In their early days, working in small spaces with limited budgets, they used ordinary printer paper, stitching together 8-by-11 sheets to create fake panoramic photos of the Royal Excavation Corps. The roughness of the images, sepia toned and deliberately creased, helped make them seem like vintage photos. (The first time I saw their work, in a gallery window on Cape Cod, I thought it was a flea-market find; that was before I knew about the artists’ flea-market imaginations.)
But, over the years, their photographs have become bigger, more colorful and more phantasmagorical, as they have had more money to spend on cameras, costumes, props — and travel. They have used as backdrops some of the most other-worldly locations on the planet (Iceland, Nepal and Death Valley, among them). Technology, meanwhile, has allowed them to manipulate images, combining elements from separate frames into dazzlingly complex compositions. “We tend to be somewhat hasty photographers,” says Selesnick, “so we rely on being able to do things on the computer. Sometimes, when we photograph, we have no idea what the final image will look like.”
Photoshop solves that problem, and then some: The images in “Truppe Fledermaus” represent a wide variety of styles. “We’re raiding the history-of-photography larder,” says Selesnick, who, like Kahn, has an encyclopedic knowledge of what came before. When Selesnick mentions that Die Fledermaus was often performed during the era of the Vienna Secession, Kahn reels off a list of Secessionist painters, including Egon Schiele and Oskar Kokoschka, who have influenced their work.
But Schiele and Kokoschka weren’t partners like Kahn and Selesnick, who have had an unusually long collaboration for a pair of artists who aren’t romantically involved.
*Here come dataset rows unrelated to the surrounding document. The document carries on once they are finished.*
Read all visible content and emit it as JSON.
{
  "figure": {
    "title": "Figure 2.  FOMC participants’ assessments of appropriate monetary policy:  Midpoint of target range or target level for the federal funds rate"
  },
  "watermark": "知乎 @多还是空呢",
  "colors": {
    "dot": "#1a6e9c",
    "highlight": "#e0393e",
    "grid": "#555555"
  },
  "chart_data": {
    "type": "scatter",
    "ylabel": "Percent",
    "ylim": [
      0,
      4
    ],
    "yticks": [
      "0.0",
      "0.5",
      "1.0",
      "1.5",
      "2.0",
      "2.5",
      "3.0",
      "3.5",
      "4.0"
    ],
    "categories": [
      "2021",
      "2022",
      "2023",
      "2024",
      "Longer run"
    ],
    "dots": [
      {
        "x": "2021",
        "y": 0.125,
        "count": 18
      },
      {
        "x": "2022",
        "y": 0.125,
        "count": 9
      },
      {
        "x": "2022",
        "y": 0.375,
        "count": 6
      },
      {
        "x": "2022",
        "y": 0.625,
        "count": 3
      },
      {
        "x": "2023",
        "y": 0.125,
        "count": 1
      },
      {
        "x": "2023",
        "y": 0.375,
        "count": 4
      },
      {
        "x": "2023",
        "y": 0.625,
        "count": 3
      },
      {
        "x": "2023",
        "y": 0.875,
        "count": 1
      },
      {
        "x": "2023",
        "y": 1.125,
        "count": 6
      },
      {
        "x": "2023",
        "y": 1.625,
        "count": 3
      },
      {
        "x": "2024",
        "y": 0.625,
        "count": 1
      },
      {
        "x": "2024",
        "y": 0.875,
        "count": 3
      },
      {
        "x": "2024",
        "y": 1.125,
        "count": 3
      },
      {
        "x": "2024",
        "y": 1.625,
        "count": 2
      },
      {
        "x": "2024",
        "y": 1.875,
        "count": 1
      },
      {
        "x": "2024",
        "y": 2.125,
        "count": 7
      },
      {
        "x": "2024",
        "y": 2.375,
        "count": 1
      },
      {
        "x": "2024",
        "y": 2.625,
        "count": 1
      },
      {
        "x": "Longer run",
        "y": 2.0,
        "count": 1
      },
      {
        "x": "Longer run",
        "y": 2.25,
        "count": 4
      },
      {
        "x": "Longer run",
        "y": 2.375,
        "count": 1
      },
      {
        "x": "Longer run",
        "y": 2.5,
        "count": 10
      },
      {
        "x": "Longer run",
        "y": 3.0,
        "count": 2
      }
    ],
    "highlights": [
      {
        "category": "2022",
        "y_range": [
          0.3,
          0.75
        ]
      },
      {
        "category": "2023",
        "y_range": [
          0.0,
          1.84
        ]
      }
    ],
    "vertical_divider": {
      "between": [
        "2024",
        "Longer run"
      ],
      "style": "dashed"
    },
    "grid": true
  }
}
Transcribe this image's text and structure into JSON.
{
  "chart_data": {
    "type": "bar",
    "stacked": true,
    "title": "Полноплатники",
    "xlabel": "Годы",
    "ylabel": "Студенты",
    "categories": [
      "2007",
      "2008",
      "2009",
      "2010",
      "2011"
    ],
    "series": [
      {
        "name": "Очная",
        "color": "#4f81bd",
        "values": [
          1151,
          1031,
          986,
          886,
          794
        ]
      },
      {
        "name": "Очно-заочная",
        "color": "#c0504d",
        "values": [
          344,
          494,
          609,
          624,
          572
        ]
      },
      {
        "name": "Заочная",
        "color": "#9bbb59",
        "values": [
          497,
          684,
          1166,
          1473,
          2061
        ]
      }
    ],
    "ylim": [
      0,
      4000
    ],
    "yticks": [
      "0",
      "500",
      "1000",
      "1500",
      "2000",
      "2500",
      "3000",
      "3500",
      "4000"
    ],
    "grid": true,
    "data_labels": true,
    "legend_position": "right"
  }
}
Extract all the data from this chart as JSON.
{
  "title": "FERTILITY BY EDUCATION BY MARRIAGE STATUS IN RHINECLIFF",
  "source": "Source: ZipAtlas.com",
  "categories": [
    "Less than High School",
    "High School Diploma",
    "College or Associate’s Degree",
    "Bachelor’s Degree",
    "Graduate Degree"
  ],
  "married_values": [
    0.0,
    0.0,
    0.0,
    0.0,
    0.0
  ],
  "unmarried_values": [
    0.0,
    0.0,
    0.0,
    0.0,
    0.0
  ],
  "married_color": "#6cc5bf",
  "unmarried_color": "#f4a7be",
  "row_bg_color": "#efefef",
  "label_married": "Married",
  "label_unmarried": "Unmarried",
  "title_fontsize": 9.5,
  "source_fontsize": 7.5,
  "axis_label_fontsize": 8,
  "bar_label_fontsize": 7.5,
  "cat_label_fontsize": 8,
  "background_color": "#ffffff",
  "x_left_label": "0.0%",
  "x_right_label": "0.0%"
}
Intense periods of discussion and photos shoots at which both men compose — and pose — alternate with time apart when they produce images on easels and computer screens. “Being able to go back to our rooms gives us creative freedom after the time together,” says Kahn. “We both need both.” But authorship is always joint. After all, this is a partnership based on a shared sensibility, and, perhaps, a shared fate. Like the Truppe Fledermaus, Selesnick says, he and Kahn delight in “having an extra dimension to inhabit, a haven in which to process our existential anxieties.” Besides, says Kahn, “You can’t be a traveling circus by yourself.”